Jungkook ne prit même pas la peine de répondre et se précipita vers ledit « délinquant » pour l'embrasser. Le cendré ne s'y attendait absolument pas mais se laissa faire sous les yeux ébahis du couple Jeon. Si Jungkook avait décidé que c'était ce dont il avait besoin, alors il lui donnait sans hésitation.
-Je crois que je vais vomir... Mon fils est réellement devenu pédé...
Le concerné sourit grandement, fier de ce qu'il était.
-Tu le regretteras Jungkook ! Les gens comme toi n'ont pas leur place au ciel ! le menaça l'homme grisonnant et maladroit, s'emmêlant dans ses chaussons visiblement trop grands.
-Tant que j'en ai une dans tes bras, murmura le brun à l'oreille de celui qui partagera dorénavant sa vie.
Et il s'écarta, précipitamment, descendit les quelques marches qui le séparait de la rue en une enjambée et se mit à courir sur le goudron. Namjoon s'apprêtait à le suivre mais une main sur son poignet le retint. Mme Jeon qui n'avait pas bougé d'un poil depuis qu'elle avait ouvert la porte le regardait avec des yeux suppliants.
-Prenez soin de lui, s'il vous plait... souffla-t-elle alors que son mari proférait toute sorte d'insulte plus horrible les unes que les autres dans son dos.
Elle referma la porte, laissant le jeune homme abasourdi dans le froid de février.
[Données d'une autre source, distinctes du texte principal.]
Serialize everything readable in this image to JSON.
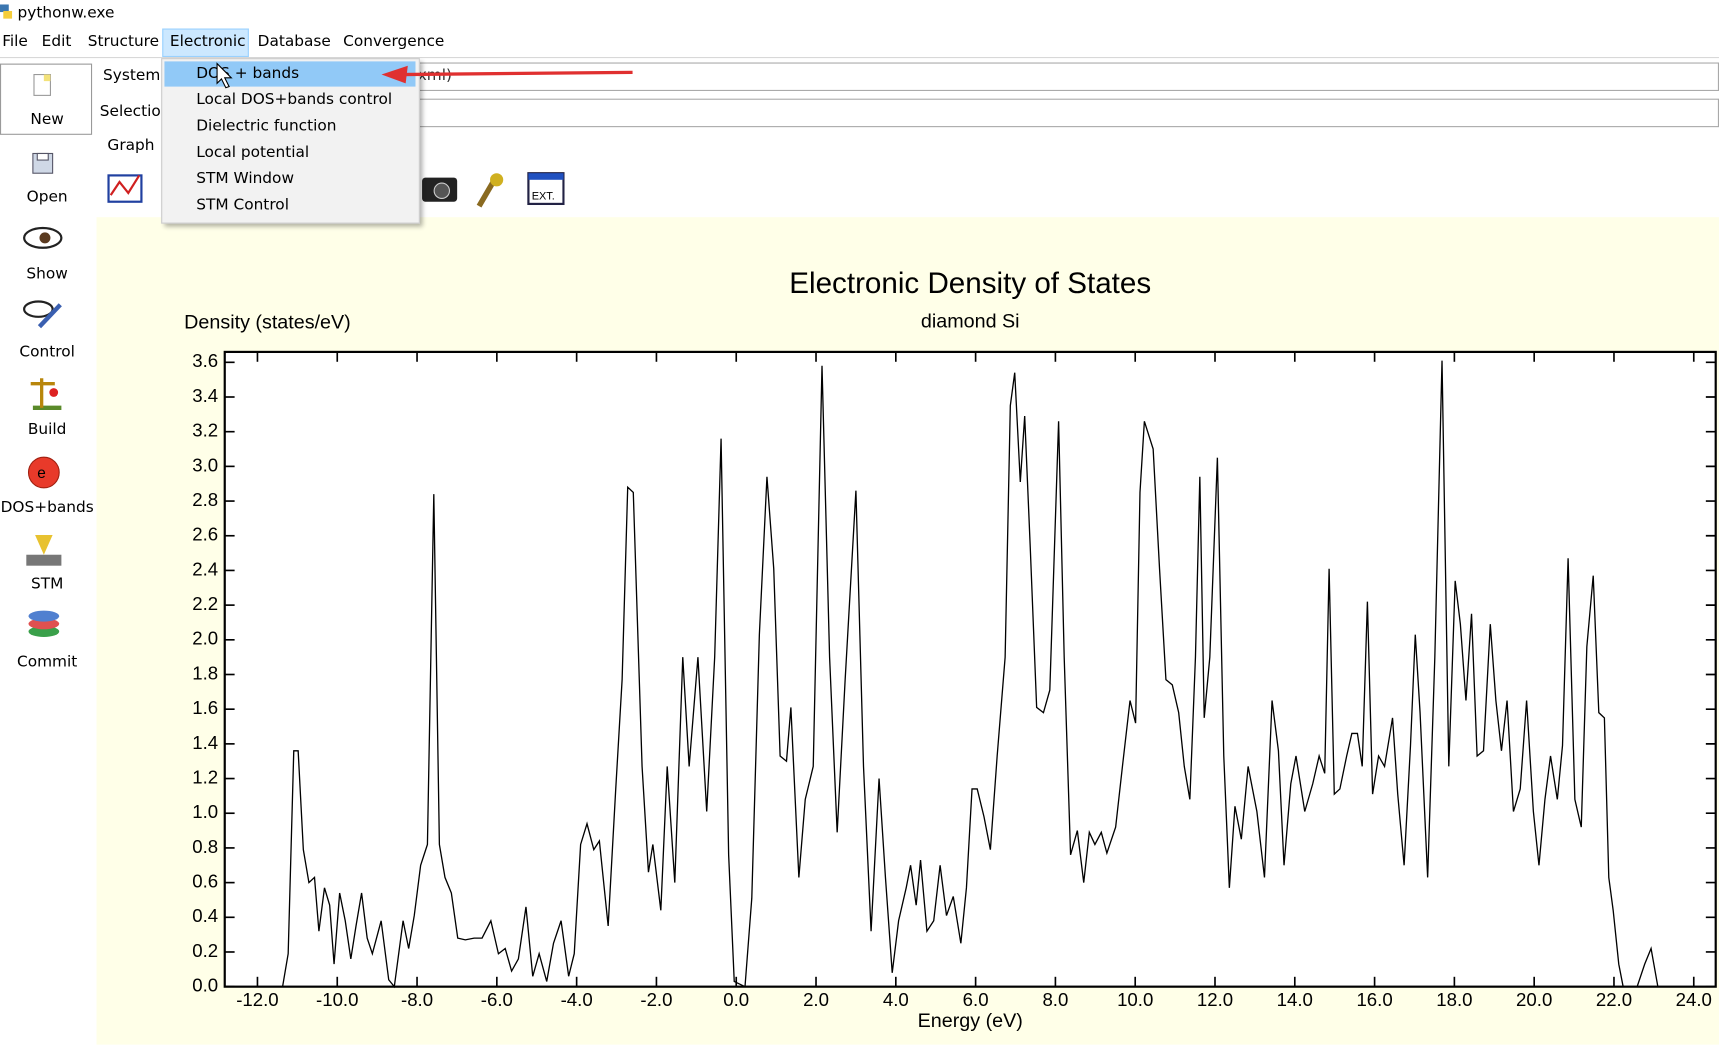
{
  "window": {
    "title": "pythonw.exe"
  },
  "menu": [
    "File",
    "Edit",
    "Structure",
    "Electronic",
    "Database",
    "Convergence"
  ],
  "dropdown": [
    "DOS + bands",
    "Local DOS+bands control",
    "Dielectric function",
    "Local potential",
    "STM Window",
    "STM Control"
  ],
  "sidebar": [
    "New",
    "Open",
    "Show",
    "Control",
    "Build",
    "DOS+bands",
    "STM",
    "Commit"
  ],
  "form": {
    "system_label": "System:",
    "system_value": "xml)",
    "selection_label": "Selection",
    "tab": "Graph"
  },
  "chart_data": {
    "type": "line",
    "title": "Electronic Density of States",
    "subtitle": "diamond Si",
    "y_label": "Density (states/eV)",
    "x_label": "Energy (eV)",
    "color": "#000000",
    "xlim": [
      -12.82,
      24.55
    ],
    "ylim": [
      0,
      3.66
    ],
    "xticks": [
      {
        "value": -12,
        "label": "-12.0"
      },
      {
        "value": -10,
        "label": "-10.0"
      },
      {
        "value": -8,
        "label": "-8.0"
      },
      {
        "value": -6,
        "label": "-6.0"
      },
      {
        "value": -4,
        "label": "-4.0"
      },
      {
        "value": -2,
        "label": "-2.0"
      },
      {
        "value": 0,
        "label": "0.0"
      },
      {
        "value": 2,
        "label": "2.0"
      },
      {
        "value": 4,
        "label": "4.0"
      },
      {
        "value": 6,
        "label": "6.0"
      },
      {
        "value": 8,
        "label": "8.0"
      },
      {
        "value": 10,
        "label": "10.0"
      },
      {
        "value": 12,
        "label": "12.0"
      },
      {
        "value": 14,
        "label": "14.0"
      },
      {
        "value": 16,
        "label": "16.0"
      },
      {
        "value": 18,
        "label": "18.0"
      },
      {
        "value": 20,
        "label": "20.0"
      },
      {
        "value": 22,
        "label": "22.0"
      },
      {
        "value": 24,
        "label": "24.0"
      }
    ],
    "yticks": [
      {
        "value": 0,
        "label": "0.0"
      },
      0.2,
      0.4,
      0.6,
      0.8,
      {
        "value": 1,
        "label": "1.0"
      },
      1.2,
      1.4,
      1.6,
      1.8,
      {
        "value": 2,
        "label": "2.0"
      },
      2.2,
      2.4,
      2.6,
      2.8,
      {
        "value": 3,
        "label": "3.0"
      },
      3.2,
      3.4,
      3.6
    ],
    "x": [
      -11.37,
      -11.23,
      -11.09,
      -10.98,
      -10.85,
      -10.71,
      -10.57,
      -10.46,
      -10.32,
      -10.19,
      -10.08,
      -9.94,
      -9.8,
      -9.66,
      -9.53,
      -9.39,
      -9.25,
      -9.12,
      -8.9,
      -8.71,
      -8.57,
      -8.35,
      -8.21,
      -8.07,
      -7.91,
      -7.74,
      -7.58,
      -7.44,
      -7.3,
      -7.14,
      -6.98,
      -6.79,
      -6.57,
      -6.37,
      -6.15,
      -5.96,
      -5.79,
      -5.63,
      -5.46,
      -5.27,
      -5.1,
      -4.94,
      -4.75,
      -4.58,
      -4.39,
      -4.2,
      -4.06,
      -3.9,
      -3.74,
      -3.57,
      -3.43,
      -3.21,
      -3.02,
      -2.86,
      -2.72,
      -2.58,
      -2.36,
      -2.2,
      -2.09,
      -1.89,
      -1.73,
      -1.54,
      -1.34,
      -1.18,
      -0.96,
      -0.74,
      -0.54,
      -0.38,
      -0.19,
      -0.05,
      0.22,
      0.39,
      0.58,
      0.77,
      0.94,
      1.1,
      1.26,
      1.37,
      1.57,
      1.73,
      1.93,
      2.15,
      2.34,
      2.53,
      2.73,
      3.0,
      3.19,
      3.38,
      3.58,
      3.74,
      3.91,
      4.07,
      4.26,
      4.37,
      4.51,
      4.62,
      4.78,
      4.95,
      5.11,
      5.27,
      5.44,
      5.63,
      5.77,
      5.91,
      6.04,
      6.21,
      6.37,
      6.54,
      6.74,
      6.87,
      6.98,
      7.12,
      7.23,
      7.37,
      7.53,
      7.7,
      7.86,
      8.08,
      8.22,
      8.38,
      8.55,
      8.71,
      8.85,
      8.99,
      9.15,
      9.29,
      9.51,
      9.68,
      9.87,
      10.01,
      10.12,
      10.23,
      10.45,
      10.61,
      10.77,
      10.93,
      11.09,
      11.23,
      11.37,
      11.51,
      11.62,
      11.73,
      11.87,
      12.06,
      12.22,
      12.36,
      12.5,
      12.66,
      12.83,
      13.05,
      13.24,
      13.43,
      13.59,
      13.73,
      13.9,
      14.03,
      14.25,
      14.45,
      14.61,
      14.75,
      14.86,
      14.99,
      15.13,
      15.3,
      15.43,
      15.57,
      15.69,
      15.82,
      15.95,
      16.1,
      16.25,
      16.45,
      16.58,
      16.74,
      16.9,
      17.02,
      17.14,
      17.33,
      17.51,
      17.69,
      17.86,
      18.02,
      18.15,
      18.29,
      18.43,
      18.57,
      18.73,
      18.9,
      19.04,
      19.18,
      19.32,
      19.48,
      19.65,
      19.81,
      19.98,
      20.12,
      20.27,
      20.41,
      20.58,
      20.71,
      20.85,
      21.02,
      21.18,
      21.32,
      21.48,
      21.62,
      21.76,
      21.87,
      21.98,
      22.12,
      22.23,
      22.58,
      22.77,
      22.93,
      23.1
    ],
    "values": [
      0,
      0.19,
      1.36,
      1.36,
      0.79,
      0.6,
      0.63,
      0.32,
      0.57,
      0.47,
      0.13,
      0.54,
      0.38,
      0.16,
      0.35,
      0.54,
      0.28,
      0.19,
      0.38,
      0.04,
      0,
      0.38,
      0.22,
      0.41,
      0.7,
      0.82,
      2.84,
      0.82,
      0.63,
      0.54,
      0.28,
      0.27,
      0.28,
      0.28,
      0.38,
      0.19,
      0.22,
      0.09,
      0.16,
      0.46,
      0.06,
      0.19,
      0.03,
      0.25,
      0.38,
      0.06,
      0.19,
      0.82,
      0.94,
      0.79,
      0.84,
      0.35,
      1.14,
      1.77,
      2.88,
      2.85,
      1.27,
      0.66,
      0.82,
      0.44,
      1.27,
      0.6,
      1.9,
      1.27,
      1.9,
      1.01,
      1.9,
      3.16,
      0.76,
      0.03,
      0,
      0.51,
      2.03,
      2.94,
      2.41,
      1.33,
      1.3,
      1.61,
      0.63,
      1.08,
      1.27,
      3.58,
      1.9,
      0.89,
      1.77,
      2.86,
      1.27,
      0.32,
      1.2,
      0.63,
      0.08,
      0.38,
      0.57,
      0.7,
      0.47,
      0.73,
      0.32,
      0.38,
      0.7,
      0.41,
      0.52,
      0.25,
      0.57,
      1.14,
      1.14,
      0.98,
      0.79,
      1.33,
      1.9,
      3.35,
      3.54,
      2.91,
      3.29,
      2.53,
      1.61,
      1.58,
      1.71,
      3.26,
      1.9,
      0.76,
      0.9,
      0.6,
      0.89,
      0.82,
      0.89,
      0.77,
      0.92,
      1.27,
      1.65,
      1.52,
      2.85,
      3.26,
      3.1,
      2.41,
      1.77,
      1.74,
      1.58,
      1.27,
      1.08,
      1.9,
      2.94,
      1.55,
      1.9,
      3.05,
      1.33,
      0.57,
      1.04,
      0.85,
      1.27,
      1.01,
      0.63,
      1.65,
      1.36,
      0.7,
      1.17,
      1.33,
      1.01,
      1.17,
      1.33,
      1.23,
      2.41,
      1.11,
      1.14,
      1.33,
      1.46,
      1.46,
      1.27,
      2.22,
      1.11,
      1.33,
      1.27,
      1.55,
      1.11,
      0.7,
      1.39,
      2.03,
      1.58,
      0.63,
      1.9,
      3.61,
      1.27,
      2.34,
      2.09,
      1.65,
      2.15,
      1.33,
      1.36,
      2.09,
      1.65,
      1.36,
      1.65,
      1.01,
      1.14,
      1.65,
      1.01,
      0.7,
      1.08,
      1.33,
      1.08,
      1.39,
      2.47,
      1.08,
      0.92,
      1.96,
      2.37,
      1.58,
      1.55,
      0.63,
      0.44,
      0.13,
      0,
      0,
      0.13,
      0.22,
      0
    ]
  }
}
Mais il ne mit pas longtemps à reprendre ses esprits, et partit à la suite de son petit ami qui avait détalé comme un lapin. Il longea toutes une suite de maison bien propre et bien entretenu, toutes plus identiques les unes que les autre, et tourna en direction de son propre chez lui. Si Jungkook avait décidé de se planquer, alors il ne le chercherait pas, parce qu'il avait sûrement besoin d'un peu de calme et de solitude. Et si jamais il voulait le retrouver, le cas le plus probable était que son compagnon était allé courir se réfugier chez lui.
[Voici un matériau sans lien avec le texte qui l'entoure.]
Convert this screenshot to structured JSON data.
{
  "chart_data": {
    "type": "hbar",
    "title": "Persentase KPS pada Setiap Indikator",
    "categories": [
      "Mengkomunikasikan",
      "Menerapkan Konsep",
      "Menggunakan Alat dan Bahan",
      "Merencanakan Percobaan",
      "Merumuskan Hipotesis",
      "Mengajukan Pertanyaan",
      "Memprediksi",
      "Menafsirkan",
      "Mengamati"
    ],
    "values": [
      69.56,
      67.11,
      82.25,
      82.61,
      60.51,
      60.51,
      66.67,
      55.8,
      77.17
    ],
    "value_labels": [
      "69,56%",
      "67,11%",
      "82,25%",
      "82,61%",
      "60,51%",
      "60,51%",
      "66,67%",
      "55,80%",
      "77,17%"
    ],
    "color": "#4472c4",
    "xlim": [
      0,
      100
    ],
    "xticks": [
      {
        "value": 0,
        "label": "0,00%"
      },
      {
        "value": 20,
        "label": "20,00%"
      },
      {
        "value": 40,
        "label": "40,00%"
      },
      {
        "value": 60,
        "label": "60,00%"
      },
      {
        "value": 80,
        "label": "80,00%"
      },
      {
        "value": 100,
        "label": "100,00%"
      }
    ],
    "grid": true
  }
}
Et son instinct ne s'était pas trompé puisqu'une dizaine de minutes plus tard, il retrouva la silhouette de son amour recroquevillée sur lui-même au pied de son immeuble. Quand il sentit la présence de son aîné à côté du lui, il releva sa frimousse remplit de larme vers lui.
-Pourquoi est-ce que ça fait si mal ...?
Namjoon ne répondit pas. Parce qu'il n'y avait rien à dire. Ça fait mal, c'est tout.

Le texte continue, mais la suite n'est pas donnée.